In March of this year, telecommunications behemoth Safaricom began testing a 5G high-speed internet network based on Huawei technology.
Over the next 12 months, the 5G service launched in Nairobi, Kisumu, Kisii, and Kakamega is expected to expand to 150 sites in nine towns. The trials for 5G technology are expected to pave the way for what could be the dawn of a new era of seamless connectivity.
Concerns about the technology’s safety have arisen as 5G is rolled out in Kenya and around the world.
Is 5G a safe technology?
This was discussed at a recent Huawei event in Naivasha, where a group of Kenyan journalists was given a virtual tour of Huawei’s Galileo 5G Exhibition Hall at the company’s global headquarters.
When we asked about the technology’s safety, presenters Winter Wright and Brian Chamberlin said 5G is “as safe as a lightbulb.”
The UK Office of Communications released the findings of a countrywide study on emissions from 5G mobile base stations earlier this year. They were only 0.04 percent of the regulatory standard at most. As a result, neither the intensity nor the frequency of 5G is a concern.
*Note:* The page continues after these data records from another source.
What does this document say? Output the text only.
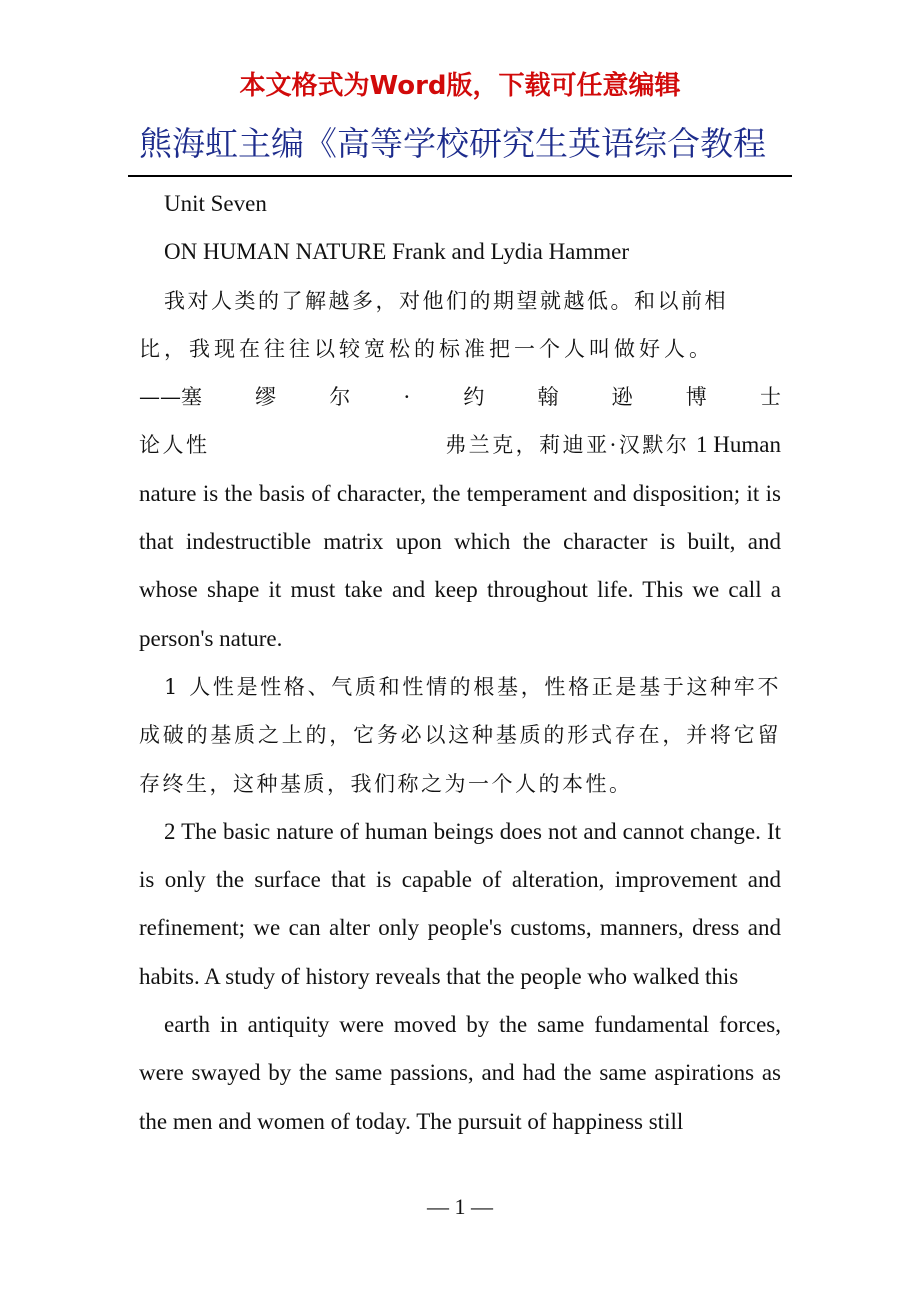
本文格式为Word版，下载可任意编辑
熊海虹主编《高等学校研究生英语综合教程

Unit Seven

ON HUMAN NATURE Frank and Lydia Hammer

我对人类的了解越多，对他们的期望就越低。和以前相

比，我现在往往以较宽松的标准把一个人叫做好人。

——塞	缪	尔	·	约	翰	逊	博	士
论人性	弗兰克，莉迪亚·汉默尔 1 Human

nature is the basis of character, the temperament and disposition; it is that indestructible matrix upon which the character is built, and whose shape it must take and keep throughout life. This we call a person's nature.

1 人性是性格、气质和性情的根基，性格正是基于这种牢不成破的基质之上的，它务必以这种基质的形式存在，并将它留存终生，这种基质，我们称之为一个人的本性。

2 The basic nature of human beings does not and cannot change. It is only the surface that is capable of alteration, improvement and refinement; we can alter only people's customs, manners, dress and habits. A study of history reveals that the people who walked this

earth in antiquity were moved by the same fundamental forces, were swayed by the same passions, and had the same aspirations as the men and women of today. The pursuit of happiness still

— 1 —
The FDA in the United States conducted a review of scientific literature on mobile emission safety published between 2008 and 2018. It discovered no cause for concern.
ICNRP, a German-based global organization dedicated solely to radiation protection research, recently completed a seven-year review of global wireless emissions, including 5 G frequencies.
According to ICNIRP, there is no reason to believe that global wireless emissions cause diseases.
Over the last 40 years, extensive research has been conducted on the safety of mobile wireless technologies. 5 G is a new technology that operates in a different range, but it is the same as before in terms of safety.
According to any of the world’s largest health agencies, there is no credible evidence that wireless mobile emissions are harmful. The World Health Organization is one of them (WHO).